28 октября, я пишу в одной из записных книжек отца. Я накормила маму апельсином и куриным бульоном. Единственная радость за сегодня.

Я хожу, я наблюдаю, я нянчусь. Часы тикают.

Я пытаюсь есть. Я давлюсь, когда еда касается моего языка.

29 октября. Я пишу. Думаю, если бы мне удалось поспать, я бы проснулась с ответом. Но сон не идет — ни в течение дня, ни глубокой ночью. Сон играет со мной в прятки. Я охочусь на него, судорожно сворачиваясь на диване или закутываясь в оделяло на стуле у маминой кровати. Я даже пытаюсь заползти к ней в постель, занимая прежнее место отца, надеясь, что рядом с чьим-то телом — теплым, дышащим и настоящим — она сможет вернуться в реальный мир.

Но этого не происходит. И даже рядом с мамой у меня не выходит ни на минуту сомкнуть глаз. Сон коварный — он трусливый, — и даже если я зову его по имени, он отказывается показывать свое гнусное лицо.

Где-то ближе к полуночи, побродив по всем комнатам наверху, я спускаюсь в подвал. Все вокруг захламлено и разбросано, как мамин разум. Я ненавижу этот хлам, который храним: велосипед без колес, холсты, которые мама загипсовала, наполовину использованные тюбики с масляной и акриловой краской, корзины для белья с кучей грязной одежды, даже открытая двухлитровая банка выдохшейся кока-колы на нижней ступеньке. Но какой смысл убираться? Все равно что пихать носовой платок в пулевое ранение — вот что стало с нашей жизнью.

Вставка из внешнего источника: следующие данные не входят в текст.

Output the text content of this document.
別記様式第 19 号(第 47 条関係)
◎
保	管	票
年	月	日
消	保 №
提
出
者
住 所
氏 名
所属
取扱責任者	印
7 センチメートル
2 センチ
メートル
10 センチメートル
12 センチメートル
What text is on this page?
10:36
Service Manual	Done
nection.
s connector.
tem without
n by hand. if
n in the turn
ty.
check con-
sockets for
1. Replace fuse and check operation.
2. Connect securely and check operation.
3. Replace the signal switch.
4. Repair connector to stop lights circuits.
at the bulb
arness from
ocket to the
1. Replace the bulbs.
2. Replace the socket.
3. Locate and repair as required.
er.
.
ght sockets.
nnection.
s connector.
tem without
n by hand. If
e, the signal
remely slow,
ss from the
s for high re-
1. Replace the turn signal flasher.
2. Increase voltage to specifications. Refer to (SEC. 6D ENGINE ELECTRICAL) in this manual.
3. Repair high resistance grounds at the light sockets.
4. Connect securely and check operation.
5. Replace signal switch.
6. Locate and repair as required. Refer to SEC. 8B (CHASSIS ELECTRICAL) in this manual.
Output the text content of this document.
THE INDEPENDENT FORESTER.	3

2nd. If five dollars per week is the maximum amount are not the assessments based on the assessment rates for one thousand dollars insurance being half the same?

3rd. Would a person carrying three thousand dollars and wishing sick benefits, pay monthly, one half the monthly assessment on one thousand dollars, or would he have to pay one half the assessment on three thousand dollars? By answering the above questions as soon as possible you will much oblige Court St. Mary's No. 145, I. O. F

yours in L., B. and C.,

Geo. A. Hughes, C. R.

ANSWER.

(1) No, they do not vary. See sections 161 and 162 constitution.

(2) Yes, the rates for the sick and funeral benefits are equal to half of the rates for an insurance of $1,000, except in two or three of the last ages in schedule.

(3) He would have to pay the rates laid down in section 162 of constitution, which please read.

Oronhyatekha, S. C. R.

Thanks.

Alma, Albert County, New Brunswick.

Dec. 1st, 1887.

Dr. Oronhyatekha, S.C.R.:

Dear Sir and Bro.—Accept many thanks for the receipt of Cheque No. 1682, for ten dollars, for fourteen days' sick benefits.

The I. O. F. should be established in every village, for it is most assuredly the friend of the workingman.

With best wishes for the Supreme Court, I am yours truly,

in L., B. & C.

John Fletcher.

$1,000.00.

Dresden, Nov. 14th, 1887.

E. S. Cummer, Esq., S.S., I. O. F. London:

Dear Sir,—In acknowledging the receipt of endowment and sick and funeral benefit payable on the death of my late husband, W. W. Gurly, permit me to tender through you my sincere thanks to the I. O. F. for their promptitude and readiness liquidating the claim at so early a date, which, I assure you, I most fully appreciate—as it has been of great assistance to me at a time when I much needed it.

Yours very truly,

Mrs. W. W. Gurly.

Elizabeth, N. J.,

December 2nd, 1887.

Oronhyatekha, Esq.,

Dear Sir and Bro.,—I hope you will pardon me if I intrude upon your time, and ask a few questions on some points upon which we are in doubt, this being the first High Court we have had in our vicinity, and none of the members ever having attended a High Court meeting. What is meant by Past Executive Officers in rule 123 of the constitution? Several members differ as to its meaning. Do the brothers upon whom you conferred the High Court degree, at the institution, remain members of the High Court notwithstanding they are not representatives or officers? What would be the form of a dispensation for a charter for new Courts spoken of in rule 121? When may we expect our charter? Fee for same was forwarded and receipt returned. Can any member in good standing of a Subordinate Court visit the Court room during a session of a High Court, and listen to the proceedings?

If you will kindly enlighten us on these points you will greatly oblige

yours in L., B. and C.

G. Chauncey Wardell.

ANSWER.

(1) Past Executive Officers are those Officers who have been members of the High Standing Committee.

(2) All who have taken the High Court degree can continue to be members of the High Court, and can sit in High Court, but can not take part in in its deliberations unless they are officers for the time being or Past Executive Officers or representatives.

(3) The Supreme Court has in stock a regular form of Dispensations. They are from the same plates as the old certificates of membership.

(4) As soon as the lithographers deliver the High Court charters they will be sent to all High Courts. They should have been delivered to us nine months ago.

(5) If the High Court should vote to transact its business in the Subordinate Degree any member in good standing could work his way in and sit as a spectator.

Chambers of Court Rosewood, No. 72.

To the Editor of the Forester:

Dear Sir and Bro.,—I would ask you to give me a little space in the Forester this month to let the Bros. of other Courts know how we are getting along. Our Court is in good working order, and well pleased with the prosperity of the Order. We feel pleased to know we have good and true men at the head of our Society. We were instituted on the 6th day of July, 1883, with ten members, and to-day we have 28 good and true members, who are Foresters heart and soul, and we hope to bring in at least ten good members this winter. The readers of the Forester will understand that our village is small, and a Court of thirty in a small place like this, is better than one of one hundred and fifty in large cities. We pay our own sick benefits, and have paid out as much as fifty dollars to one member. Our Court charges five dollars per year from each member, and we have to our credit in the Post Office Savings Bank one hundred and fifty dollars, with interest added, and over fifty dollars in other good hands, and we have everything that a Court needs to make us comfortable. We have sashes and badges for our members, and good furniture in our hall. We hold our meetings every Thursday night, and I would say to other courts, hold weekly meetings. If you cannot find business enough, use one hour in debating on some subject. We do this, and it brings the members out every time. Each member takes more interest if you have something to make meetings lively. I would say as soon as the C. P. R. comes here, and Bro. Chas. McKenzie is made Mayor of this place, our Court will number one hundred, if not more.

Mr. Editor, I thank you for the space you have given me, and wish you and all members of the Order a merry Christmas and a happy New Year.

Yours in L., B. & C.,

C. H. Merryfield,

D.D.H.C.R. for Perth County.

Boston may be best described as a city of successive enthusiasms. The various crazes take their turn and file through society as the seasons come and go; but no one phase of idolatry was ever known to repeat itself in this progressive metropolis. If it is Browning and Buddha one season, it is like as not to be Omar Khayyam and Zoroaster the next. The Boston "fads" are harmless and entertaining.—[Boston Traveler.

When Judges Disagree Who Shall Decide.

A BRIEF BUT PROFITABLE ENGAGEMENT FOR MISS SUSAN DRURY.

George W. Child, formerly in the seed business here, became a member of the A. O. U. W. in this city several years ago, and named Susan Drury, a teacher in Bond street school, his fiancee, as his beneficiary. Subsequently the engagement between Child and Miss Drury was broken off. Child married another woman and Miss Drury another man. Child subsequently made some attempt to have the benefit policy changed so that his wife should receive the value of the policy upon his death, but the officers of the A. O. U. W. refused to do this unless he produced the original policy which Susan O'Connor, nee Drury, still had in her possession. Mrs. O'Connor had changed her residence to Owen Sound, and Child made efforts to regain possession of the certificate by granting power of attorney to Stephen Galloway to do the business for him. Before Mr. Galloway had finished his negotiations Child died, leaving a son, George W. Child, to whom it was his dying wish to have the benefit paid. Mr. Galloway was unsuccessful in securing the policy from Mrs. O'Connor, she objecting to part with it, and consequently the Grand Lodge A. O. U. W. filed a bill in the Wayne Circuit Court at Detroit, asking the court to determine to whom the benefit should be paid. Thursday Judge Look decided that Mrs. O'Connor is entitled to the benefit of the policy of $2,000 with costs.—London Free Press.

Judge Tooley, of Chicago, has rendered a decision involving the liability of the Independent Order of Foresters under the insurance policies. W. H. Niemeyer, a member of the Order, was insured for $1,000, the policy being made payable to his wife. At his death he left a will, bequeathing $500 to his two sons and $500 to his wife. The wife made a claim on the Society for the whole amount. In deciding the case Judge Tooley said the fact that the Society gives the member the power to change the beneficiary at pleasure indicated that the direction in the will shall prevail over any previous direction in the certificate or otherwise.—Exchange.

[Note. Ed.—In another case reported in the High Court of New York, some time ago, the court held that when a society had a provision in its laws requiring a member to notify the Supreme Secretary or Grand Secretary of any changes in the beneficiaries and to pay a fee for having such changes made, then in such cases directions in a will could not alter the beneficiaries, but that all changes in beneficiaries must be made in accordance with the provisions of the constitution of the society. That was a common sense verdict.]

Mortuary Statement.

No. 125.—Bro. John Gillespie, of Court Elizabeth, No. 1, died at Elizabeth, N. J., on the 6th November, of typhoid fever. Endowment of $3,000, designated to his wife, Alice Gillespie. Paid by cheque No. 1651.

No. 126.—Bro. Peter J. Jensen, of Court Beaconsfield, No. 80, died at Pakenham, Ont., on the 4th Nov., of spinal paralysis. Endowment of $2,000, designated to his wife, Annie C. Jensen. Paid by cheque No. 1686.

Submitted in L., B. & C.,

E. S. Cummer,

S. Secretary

Я ударяю по пыльным, спутанным веткам искусственной новогодней елки, нахожу старую записную книжку под пластиковой зеленью. Мало же знал отец, да и я не всегда фиксировала на этих страницах наблюдения о мамином состоянии с утра (и то, что в последнее время я делала такие записи, показывает, каким глубоким становится мой страх). Нет, по большей части я все же рисую в записных книжках и пишу стихи. Прямо как наркоман, который словит кайф от чего угодно, даже от клея.

Я шлепаюсь на когда-то любимый диван оранжевого велюра, у которого провалились пружины, открываю записную книжку и вижу там Джереми, смотрящего на меня с первой страницы. Прошлым летом я нарисовала карандашом его великолепное лицо, его притягательную мушку, ветер, сдувающий волосы на один глаз. Смотря на рисунок, я желаю только одного — рассказать ему, что у меня внутри все взрывается. И хотя это самое последнее, что надо делать, я царапаю стихотворение прямо на его щеке…

Все небо в облаках, запах грома заражает воздух, и дождь сыпется из моих глаз. Книга со стихами в линиях моей руки, ее никто не хочет читать. Я прожила свою жизнь, пустив корни во тьму, руки неподвижны, как ветки, неспособна бежать и плакать, когда другие подрезают мои цветы. Моя книга стихов уже стерта, и теперь никто не сможет ее прочесть.

Утро, 30 октября. Я пишу в записной книжке. Мама до сих пор не разговаривает. Я продолжаю втирать неоспорин ей в ступни, где ожоги от спичек, и, хотя ожоги выглядят серьезными, она не вздрагивает. Я протерла ее тело мокрой губкой и поняла, что время пришло. Я вытаскиваю из-под нее окровавленное полотно и заворачиваю ее в чистое. Я никогда раньше не меняла маме постель, и это пугает меня. Пугает так сильно. Вчера я смогла заставить ее лишь выпить немного жидкости. Сколько вообще человек может продержаться без твердой пищи???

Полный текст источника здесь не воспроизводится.